411: Easy Breezy Beautiful...Coversnatch


We try our hardest to keep up with the latest fashion trends, which is difficult since we usually just sit in front of our laptop in our underwear, but when a product like this comes along we take note. Toss away those merkins, ladies, now there's hair dye for your lady place.
Nancy Jarecki, using her substantial monies from the house that Moviefone built (her husband Andrew was the founder), has not only created her product but also wants to change our entire vernacular. According to Radar:

"[Jarecki] wants betty to double as both a name for her product and a polite term for one's nether regions. Vagina, pink taco, bearded clam, man in the boat ... this is not the language of the chattering classes.
"Those words are all so ugly. I wanted the name to be Traci Lords meets Doris Day. I wasn't gonna call it Private Parts. I wanted to create a comfort zone."

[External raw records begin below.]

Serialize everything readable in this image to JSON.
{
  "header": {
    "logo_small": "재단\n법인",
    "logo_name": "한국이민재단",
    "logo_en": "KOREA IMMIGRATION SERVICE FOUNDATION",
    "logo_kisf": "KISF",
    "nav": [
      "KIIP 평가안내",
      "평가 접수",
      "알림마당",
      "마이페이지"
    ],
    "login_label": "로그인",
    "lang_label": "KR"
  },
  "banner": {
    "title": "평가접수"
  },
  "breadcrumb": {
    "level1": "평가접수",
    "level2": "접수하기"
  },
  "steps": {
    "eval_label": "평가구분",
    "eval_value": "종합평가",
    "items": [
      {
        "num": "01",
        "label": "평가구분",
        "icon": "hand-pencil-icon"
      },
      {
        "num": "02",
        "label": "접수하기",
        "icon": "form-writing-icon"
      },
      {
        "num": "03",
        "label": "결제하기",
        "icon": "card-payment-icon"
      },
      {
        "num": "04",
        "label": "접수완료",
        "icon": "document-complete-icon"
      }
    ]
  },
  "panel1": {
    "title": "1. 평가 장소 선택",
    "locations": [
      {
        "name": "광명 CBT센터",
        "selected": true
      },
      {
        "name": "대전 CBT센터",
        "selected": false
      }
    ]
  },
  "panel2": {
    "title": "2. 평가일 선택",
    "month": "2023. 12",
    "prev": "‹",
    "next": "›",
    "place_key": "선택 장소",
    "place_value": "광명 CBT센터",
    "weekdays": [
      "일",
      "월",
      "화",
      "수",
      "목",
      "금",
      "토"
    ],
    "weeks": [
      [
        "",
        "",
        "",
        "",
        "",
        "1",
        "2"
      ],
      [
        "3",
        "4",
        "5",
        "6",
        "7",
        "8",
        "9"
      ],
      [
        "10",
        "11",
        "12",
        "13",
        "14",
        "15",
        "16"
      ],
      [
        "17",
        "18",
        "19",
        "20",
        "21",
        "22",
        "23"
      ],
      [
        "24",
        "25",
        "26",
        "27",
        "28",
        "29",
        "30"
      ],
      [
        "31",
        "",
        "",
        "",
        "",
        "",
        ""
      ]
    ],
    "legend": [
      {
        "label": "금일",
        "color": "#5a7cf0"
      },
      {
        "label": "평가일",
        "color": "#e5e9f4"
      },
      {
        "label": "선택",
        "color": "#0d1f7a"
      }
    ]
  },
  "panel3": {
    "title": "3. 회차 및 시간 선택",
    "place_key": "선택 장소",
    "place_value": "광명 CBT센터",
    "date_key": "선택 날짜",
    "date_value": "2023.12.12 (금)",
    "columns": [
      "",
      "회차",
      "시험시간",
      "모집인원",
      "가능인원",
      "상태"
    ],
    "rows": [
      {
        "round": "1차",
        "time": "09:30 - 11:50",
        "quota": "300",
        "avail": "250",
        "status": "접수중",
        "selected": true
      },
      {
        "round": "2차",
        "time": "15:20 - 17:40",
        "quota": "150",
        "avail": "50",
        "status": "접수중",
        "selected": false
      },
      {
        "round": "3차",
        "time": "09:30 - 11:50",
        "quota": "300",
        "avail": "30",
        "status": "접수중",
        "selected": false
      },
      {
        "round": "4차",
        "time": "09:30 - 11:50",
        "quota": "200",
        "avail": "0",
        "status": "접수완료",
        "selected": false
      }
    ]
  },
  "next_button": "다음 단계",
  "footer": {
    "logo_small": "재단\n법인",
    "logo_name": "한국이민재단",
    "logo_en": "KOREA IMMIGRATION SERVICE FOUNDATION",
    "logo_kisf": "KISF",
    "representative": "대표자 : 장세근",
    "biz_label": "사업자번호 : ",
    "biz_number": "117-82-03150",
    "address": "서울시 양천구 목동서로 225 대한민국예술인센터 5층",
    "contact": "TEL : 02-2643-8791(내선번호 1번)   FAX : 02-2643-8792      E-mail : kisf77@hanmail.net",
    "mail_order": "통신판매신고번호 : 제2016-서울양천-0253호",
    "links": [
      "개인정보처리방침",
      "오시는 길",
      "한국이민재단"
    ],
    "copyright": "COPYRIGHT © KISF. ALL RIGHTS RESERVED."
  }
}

She offers an example of how her new phraseology can empower a room. "I was at a party last night where I took Betty as a gift for somebody. They opened it up and were like, 'Oh my god, is that blah-blah dye?' I said, 'It's color for the hair down there.' 'What's it called?' 'Betty.' 'So it's for your ... ?' 'It's for your betty.' From that point on, everybody just started talking about their betty. It happens all the time. They'll say, 'Wow, I just found a gray hair down there,' or, 'I haven't seen my betty in 20 years, but I feel like I want to do something with my betty.'"

We don't profess to be experts in the nether regions of the fairer sex, but somehow, we don't think this term is going to catch on. We really can't image someone begging to have their betty eaten, or fucked for that matter.

Then there's the matter of marketing. We sincerely hope Jarecki will get the voice of Movifone to do the television commercials. Just imagine: "If you want a firecrotch like Lindsay Lohan, choose auburn." You know you can already hear it in your head.